As we neared sea level the fog lifted and we drove through Grasse, the home of perfume, and then had our last toll road and petrol stop in France (hooray!) We eventually dropped the car off at Nice Airport after driving round a confusing series of one-way streets and contradictory signage - who'd have thought something as big as an airport could be so hard to find, especially since we could see the planes, just not the entrance!
After bussing it into town and dropping the bags at the hotel we found some brunch and sat in a park manging on the local Nicoise sandwich, a bagnat - a roll with onions, egg, tomato, tuna, capers and a decent slug of olive oil - delicious! The bakery owner was amused by my Australian pronunciation of it as "bag-nat" and helpfully informed me it is "ban-nya". We strolled around the old town and looked at the fabulous flower and produce markets, and enjoyed watching the sights and sounds (not to mention traffic chaos!) caused by a parade of South American samba schools going on. The old town had a great authentically dingy feel with some lovely old buildings and winding streets, unfortunately overflowing with the ubiquitous lavender and souvenir shops. We did stumble upon a gelateria that is something of a local legend - Fennochio - which has all sorts of weird and wonderful flavours, such as tomato and basil, olive and rose. I went for lavender flavour and Simon chose a more traditional white chocolate. The lavender was exactly like eating lavender in ice cream form - not to everyone's taste I suppose but I enjoyed it! But I must say the gelato in general wasn't amazing compared to other kinds we'd sampled.
After popping back to the hotel for a much-needed nap we went in search of dinner. We ambitiously chose somewhere on the main square filled with tourists, and it was predictably average, but I did try a couple of Nicoise specialities: farcis, meat-stuffed vegetables; and daube, a Provençal beef stew, both of which were tasty enough. A stroll back through the old town finished off a long day.
The next morning was steaming hot as we set out across the north of the city and up a hill lined with big trees and gorgeous old mansion houses to a park at the top. There were two attractions we had trekked up for - the Matisse museum and another Roman arena (help us, we have a problem!) Unfortunately the Matisse museum was closed for its 50th anniversary celebrations, and the arena was a bit worse for wear - hardly anything was left, just the outside wall and a few columns, and we also couldn't go inside. It still looks as though they hold concerts there though as sound equipment and a stage was set up. We did go into the free archaeological museum which was worth a brief look, mainly for the remains of the Roman baths out the back.
There were also some really nice gardens overlooking the city, and after strolling around there and getting some photos we headed back to town.
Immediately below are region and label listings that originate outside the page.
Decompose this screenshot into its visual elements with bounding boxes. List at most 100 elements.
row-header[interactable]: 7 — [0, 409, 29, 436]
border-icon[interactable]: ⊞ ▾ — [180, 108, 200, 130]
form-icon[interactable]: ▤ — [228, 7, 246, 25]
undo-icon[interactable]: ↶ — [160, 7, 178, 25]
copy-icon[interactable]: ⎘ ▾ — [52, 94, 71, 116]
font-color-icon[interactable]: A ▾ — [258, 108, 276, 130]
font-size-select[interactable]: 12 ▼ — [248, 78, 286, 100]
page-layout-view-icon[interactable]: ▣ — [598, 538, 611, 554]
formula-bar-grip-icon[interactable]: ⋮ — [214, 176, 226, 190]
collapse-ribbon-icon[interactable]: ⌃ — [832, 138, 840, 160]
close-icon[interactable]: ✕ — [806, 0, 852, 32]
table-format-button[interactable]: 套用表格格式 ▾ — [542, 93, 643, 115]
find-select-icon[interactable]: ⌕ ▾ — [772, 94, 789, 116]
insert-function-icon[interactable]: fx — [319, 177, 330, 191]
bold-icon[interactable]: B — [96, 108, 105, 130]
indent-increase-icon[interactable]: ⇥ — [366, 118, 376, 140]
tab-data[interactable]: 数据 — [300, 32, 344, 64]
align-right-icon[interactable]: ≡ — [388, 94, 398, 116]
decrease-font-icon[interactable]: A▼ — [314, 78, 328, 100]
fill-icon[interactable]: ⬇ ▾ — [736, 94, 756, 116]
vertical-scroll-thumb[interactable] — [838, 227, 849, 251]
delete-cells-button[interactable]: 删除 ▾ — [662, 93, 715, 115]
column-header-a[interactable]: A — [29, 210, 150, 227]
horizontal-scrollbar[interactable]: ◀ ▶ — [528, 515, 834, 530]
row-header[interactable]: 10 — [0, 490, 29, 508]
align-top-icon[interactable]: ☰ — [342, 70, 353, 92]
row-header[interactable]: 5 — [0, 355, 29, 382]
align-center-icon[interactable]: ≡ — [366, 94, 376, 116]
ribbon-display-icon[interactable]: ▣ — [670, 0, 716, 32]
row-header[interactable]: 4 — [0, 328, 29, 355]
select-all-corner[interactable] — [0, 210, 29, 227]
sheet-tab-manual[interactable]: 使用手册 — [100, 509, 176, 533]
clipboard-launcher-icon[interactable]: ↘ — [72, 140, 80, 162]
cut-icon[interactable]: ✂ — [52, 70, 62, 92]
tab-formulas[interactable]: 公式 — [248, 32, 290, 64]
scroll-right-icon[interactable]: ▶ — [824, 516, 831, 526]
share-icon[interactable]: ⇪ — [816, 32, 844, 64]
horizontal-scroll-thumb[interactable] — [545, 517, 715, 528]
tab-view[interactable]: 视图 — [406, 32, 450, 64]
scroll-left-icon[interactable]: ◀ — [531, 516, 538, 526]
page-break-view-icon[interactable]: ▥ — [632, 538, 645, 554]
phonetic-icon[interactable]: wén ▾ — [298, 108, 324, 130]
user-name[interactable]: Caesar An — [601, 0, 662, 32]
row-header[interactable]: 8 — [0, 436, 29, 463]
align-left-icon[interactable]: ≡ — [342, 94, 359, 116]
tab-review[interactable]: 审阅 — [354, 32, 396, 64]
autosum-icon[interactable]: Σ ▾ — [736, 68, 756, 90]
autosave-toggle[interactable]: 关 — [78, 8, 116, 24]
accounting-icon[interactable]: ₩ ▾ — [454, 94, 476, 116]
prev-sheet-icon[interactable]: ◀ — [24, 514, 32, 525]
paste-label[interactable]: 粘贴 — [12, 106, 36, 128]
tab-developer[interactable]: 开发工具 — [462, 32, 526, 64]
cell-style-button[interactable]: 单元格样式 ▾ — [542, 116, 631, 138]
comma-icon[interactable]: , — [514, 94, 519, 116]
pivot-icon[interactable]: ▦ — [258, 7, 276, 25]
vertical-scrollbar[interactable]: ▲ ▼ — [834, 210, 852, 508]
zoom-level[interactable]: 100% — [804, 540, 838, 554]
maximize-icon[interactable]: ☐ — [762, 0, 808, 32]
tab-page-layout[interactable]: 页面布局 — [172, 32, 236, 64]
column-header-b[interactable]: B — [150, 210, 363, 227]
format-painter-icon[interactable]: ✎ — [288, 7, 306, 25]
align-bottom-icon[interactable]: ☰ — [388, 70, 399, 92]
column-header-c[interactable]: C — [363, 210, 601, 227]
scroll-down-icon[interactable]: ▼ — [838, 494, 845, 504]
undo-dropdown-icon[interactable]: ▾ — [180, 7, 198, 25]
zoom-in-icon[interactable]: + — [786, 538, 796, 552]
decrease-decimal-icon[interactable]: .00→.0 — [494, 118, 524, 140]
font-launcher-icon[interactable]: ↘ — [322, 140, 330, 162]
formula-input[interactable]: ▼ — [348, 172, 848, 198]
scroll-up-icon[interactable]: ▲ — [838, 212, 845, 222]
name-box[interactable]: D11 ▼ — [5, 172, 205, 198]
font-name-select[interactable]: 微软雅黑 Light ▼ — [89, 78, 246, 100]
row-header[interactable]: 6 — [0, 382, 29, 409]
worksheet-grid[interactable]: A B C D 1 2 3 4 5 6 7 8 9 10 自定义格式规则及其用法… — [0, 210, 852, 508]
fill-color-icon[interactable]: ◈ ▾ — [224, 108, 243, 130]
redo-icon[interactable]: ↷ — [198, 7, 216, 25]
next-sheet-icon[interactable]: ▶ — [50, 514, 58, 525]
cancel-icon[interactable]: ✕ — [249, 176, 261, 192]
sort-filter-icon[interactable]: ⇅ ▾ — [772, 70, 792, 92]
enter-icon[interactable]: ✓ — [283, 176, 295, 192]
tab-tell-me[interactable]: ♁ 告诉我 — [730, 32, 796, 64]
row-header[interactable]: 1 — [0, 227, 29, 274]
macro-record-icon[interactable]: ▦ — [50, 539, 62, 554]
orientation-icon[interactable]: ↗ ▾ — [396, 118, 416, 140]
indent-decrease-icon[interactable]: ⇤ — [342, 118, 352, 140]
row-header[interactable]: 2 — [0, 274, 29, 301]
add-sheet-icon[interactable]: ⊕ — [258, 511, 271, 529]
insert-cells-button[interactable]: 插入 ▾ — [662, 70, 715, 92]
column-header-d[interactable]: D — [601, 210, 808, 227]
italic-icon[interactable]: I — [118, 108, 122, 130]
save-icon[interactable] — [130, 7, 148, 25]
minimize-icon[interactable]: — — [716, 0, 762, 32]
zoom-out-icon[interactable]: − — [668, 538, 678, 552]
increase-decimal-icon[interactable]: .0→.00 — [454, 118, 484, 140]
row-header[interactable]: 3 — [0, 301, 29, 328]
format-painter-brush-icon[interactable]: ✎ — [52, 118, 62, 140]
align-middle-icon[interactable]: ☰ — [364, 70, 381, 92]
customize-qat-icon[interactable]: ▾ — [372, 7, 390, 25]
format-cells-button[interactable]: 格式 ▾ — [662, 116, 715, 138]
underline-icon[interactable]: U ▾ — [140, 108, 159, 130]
We went a route that from our map looked a scenic pathway along the river, but in reality was a fairly dry canal through an industrial area. The highlights were watching some ducks hitching a ride down the fast-flowing currents, and seeing the number of old 1980s Peugeot 205s (Simon's first car, he has a soft spot for them!) still in operation.
We made it back to the old town and up another park on a hill, this one with a view to the harbour from one side, and over the old town and the long promenade of Nice beach to the other - beautiful. After all that walking we refreshed ourselves with some more gelato, then a beer and some people watching on one of the squares. For dinner we sampled more farcis and another traditional Nicoise snack - socca, a chickpea-flour pancake. It was okay but could have used some sauce with it to liven it up.
A stroll along the beach promenade as the sun set finished the evening off nicely.